Japanese Prime Minister Fumio Kishida has arrived in Cambodia on a two-day visit to strengthen bilateral ties and discuss matters of economic and security cooperation, with the Ukraine and Myanmar crises slated to be on the agenda.

Before touching down in Phnom Penh, Kishida issued a statement saying that this will be his second visit to Cambodia – having first visited in 2014 as the Japanese foreign minister – and that he wished to see the country’s development.

“Cambodia has achieved strong economic development since it attained peace. I would like to take this opportunity to offer my respect to the Cambodian people again for their efforts taken so far [at achieving peace],” he said.

But he noted that, despite the relationship between the two countries “growing deeper in all sectors”, the crises happening “around the world around our countries were becoming more complex”, making reference to Russia’s military offensive in Ukraine and the ongoing Myanmar crisis.

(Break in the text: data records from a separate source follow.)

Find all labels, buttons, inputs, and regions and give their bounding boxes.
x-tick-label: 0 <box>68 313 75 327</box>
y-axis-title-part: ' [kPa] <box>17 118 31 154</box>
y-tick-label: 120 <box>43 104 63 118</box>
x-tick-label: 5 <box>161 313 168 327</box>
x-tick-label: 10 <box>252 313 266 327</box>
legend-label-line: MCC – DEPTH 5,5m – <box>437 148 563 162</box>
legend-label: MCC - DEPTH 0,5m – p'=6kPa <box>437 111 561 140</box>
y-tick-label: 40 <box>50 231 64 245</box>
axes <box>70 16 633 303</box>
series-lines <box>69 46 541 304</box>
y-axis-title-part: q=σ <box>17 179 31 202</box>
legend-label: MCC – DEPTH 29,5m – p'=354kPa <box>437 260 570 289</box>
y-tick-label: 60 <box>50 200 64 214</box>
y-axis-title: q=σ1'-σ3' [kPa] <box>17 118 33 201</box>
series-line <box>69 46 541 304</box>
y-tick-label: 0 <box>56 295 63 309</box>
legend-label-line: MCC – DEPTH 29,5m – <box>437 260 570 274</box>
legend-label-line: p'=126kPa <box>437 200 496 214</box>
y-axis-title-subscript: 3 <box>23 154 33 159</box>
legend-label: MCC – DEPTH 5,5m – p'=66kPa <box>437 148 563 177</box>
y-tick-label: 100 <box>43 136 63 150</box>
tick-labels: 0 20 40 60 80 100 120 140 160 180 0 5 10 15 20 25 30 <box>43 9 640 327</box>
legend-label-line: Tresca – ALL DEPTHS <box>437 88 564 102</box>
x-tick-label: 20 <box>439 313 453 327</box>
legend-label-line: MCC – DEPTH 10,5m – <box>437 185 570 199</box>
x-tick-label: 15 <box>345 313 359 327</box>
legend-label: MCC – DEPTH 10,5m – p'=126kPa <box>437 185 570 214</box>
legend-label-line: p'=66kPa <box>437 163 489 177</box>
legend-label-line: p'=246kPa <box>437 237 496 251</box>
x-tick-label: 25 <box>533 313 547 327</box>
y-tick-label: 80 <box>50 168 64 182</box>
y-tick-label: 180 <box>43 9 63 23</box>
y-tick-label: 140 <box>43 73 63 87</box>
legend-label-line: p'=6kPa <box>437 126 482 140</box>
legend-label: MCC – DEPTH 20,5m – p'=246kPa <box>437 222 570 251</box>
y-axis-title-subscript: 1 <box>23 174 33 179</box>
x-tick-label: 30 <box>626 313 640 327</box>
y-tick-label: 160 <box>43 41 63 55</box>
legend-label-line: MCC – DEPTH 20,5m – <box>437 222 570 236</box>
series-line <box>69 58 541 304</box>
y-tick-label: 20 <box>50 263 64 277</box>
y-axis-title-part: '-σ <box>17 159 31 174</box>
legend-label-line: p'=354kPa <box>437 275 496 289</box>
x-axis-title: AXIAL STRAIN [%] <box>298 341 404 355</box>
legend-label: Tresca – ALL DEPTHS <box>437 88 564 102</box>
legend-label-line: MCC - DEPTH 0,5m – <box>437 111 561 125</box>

Kishida said his visit to Cambodia has two goals: to strengthen bilateral ties and to improve regional and international relations, including the Ukraine and Myanmar issues.

Japan has been a longtime ally to Cambodia, providing support to the Kingdom particularly in the demining sector, where it has supplied demining tools and expert assistance. The country has also helped to facilitate the supply of clean water in Phnom Penh.

Most recently, Japan donated 1.3 million doses of the AstraZeneca Covid-19 vaccine to Cambodia and provided a loan of 45 billion yen (over $377 million) to aid Cambodia's Covid-19 fight.

The Japanese government will also support the development of Preah Sihanouk Autonomous Port, which has been identified as a pillar for the development of Cambodia.

“I strongly believe that our cooperation has increased the trust between the two governments,” Kishida said.

“Today … I will discuss in detail with Prime Minister Hun Sen the matter of economic and security cooperation to develop our bilateral relations, and how we can further improve it.”

The Japanese premier said the international community is facing a situation which is “shaking the foundation of the rules-based international order”.

“The Russian invasion of Ukraine is a clear violation of international law and is absolutely unacceptable,” he said, noting that both Japan and Cambodia had co-sponsored the UN resolution denouncing Russia’s military action.

He added that he had discussed the situation in Myanmar with Prime Minister Hun Sen, who told him that Cambodia is eager to “find a solution” to the conflict during its chairmanship of ASEAN.

“I am of the view that through the experiences of war, Cambodian people have special ideas about achieving peace, and I would like to cooperate with the Cambodian government to find ways to realise peace and stability in the region and in the world.

“2023 is the 70th anniversary of diplomatic relations between Japan and Cambodia. Let us turn a new page in Japan-Cambodia cooperation!” he said.

Heng Ratana, director-general of the Cambodian Mine Action Centre (CMAC), said Kishida’s visit to Cambodia has “immensely strengthened” Japan-Cambodia relations.

“The Japanese government is one of the biggest donors to the mine action sector in the Kingdom, in particular to CMAC, and has provided generous grant assistance,” he said, adding that the aid has extended to technical equipment such as demining machines, detection systems, demining toolboxes, demining logistics and financial support.

Ro Vannak, co-founder of the Cambodian Institute for Democracy, said Japan views Cambodia as an important strategic partner in the Southeast Asian region and has consistently tried to find political commonalities.

“Cambodia and Japan try to support and defend each other on their political agenda and on international issues,” he said, citing the example of both countries co-sponsoring the UN Resolution deploring Russia’s military offensive in Ukraine.

Vannak noted that Japan sees Cambodia as an important player in the Mekong River strategy, wherein all countries along the river play an important role in maritime geopolitical issues which challenge China’s presence in the region.

Japan also values Cambodia’s participation in the “Free and Open Indo-Pacific” concept it first introduced in 2016, and which has been backed by the US, Vannak said.

“With the ‘Free and Open Indo-Pacific’ concept, Japan sees ASEAN and member state Cambodia playing a role in supporting its strategic interest and influence in the region,” he said.